Note that this is equivalent to

$$ \nabla_{e, v}=\left\{\begin{array}{ll} -\sqrt{A_e} & \text{if $x$ is the initial vertex of edge $e$}\\ +\sqrt{A_e} & \text{if $x$ is the terminal vertex of edge $e$} \\ 0 & \text { otherwise } \end{array}\right. $$ where $A$ is the adjacency matrix of $G$. One crucial property of this matrix is that it satisfies the following relation

$$ \mathbf{L}=\mathbf{\nabla}^{\top} \mathbf{\nabla} $$

where $L$ is the Laplacian matrix of $G$

$$ L_{x y}=\sum_{e \in E} \nabla_{e x} \nabla_{e y}=\left\{\begin{array}{ll} -1 & \text { if } x y \in E \\ d(x) & \text { if } x=y \\ 0 & \text { otherwise } \end{array}\right. $$ Equivalently, $$L = D - A$$ where $D$ is the degree matrix.

The Weighted Case

Now, if we consider a weighted graph $G(V, W)$, we would like similar properties. Since the Laplacian for the weighted case is defined as

$$L = D - W$$

(note that we replaced the adjacency matrix with the weight matrix)

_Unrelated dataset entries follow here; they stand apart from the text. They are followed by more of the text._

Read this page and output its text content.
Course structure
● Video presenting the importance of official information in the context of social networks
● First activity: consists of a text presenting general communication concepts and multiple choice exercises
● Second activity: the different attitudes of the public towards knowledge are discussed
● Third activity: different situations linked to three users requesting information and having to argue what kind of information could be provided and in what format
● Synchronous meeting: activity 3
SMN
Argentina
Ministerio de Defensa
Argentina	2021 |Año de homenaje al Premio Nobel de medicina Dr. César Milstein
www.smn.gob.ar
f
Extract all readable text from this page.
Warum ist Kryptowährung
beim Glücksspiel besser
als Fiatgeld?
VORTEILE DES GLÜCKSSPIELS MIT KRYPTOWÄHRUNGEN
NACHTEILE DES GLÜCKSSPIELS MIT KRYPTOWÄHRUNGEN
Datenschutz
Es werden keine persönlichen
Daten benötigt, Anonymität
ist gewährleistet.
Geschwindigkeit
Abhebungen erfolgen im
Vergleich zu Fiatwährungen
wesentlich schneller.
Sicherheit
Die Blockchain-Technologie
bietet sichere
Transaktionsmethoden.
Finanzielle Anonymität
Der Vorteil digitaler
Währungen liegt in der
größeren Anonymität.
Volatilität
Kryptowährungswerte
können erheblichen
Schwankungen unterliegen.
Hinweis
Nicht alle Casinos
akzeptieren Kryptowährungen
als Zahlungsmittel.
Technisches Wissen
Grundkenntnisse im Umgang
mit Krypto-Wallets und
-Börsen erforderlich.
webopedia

We would like to find a $(|E| \times|V|)$ matrix $\nabla$ such that

$$ \mathbf{L}=\mathbf{\nabla}^{\top} \mathbf{\nabla} $$

Fixing an arbitrary orientation, the matrix defined by

$$ \nabla_{e, v}=\left\{\begin{array}{ll} -\sqrt{W_e} & \text{if $x$ is the initial vertex of edge $e$}\\ +\sqrt{W_e} & \text{if $x$ is the terminal vertex of edge $e$} \\ 0 & \text { otherwise } \end{array}\right. $$

satisfies the desired relation.

Refs

Biyikoglu, T., Leydold, J., & Stadler, P. F. (2007). Laplacian eigenvectors of graphs: Perron-Frobenius and Faber-Krahn type theorems. Springer.

Kelner, J. (2007). An Algorithmist’s Toolkit: Lecture Notes. Lecture 2. MIT.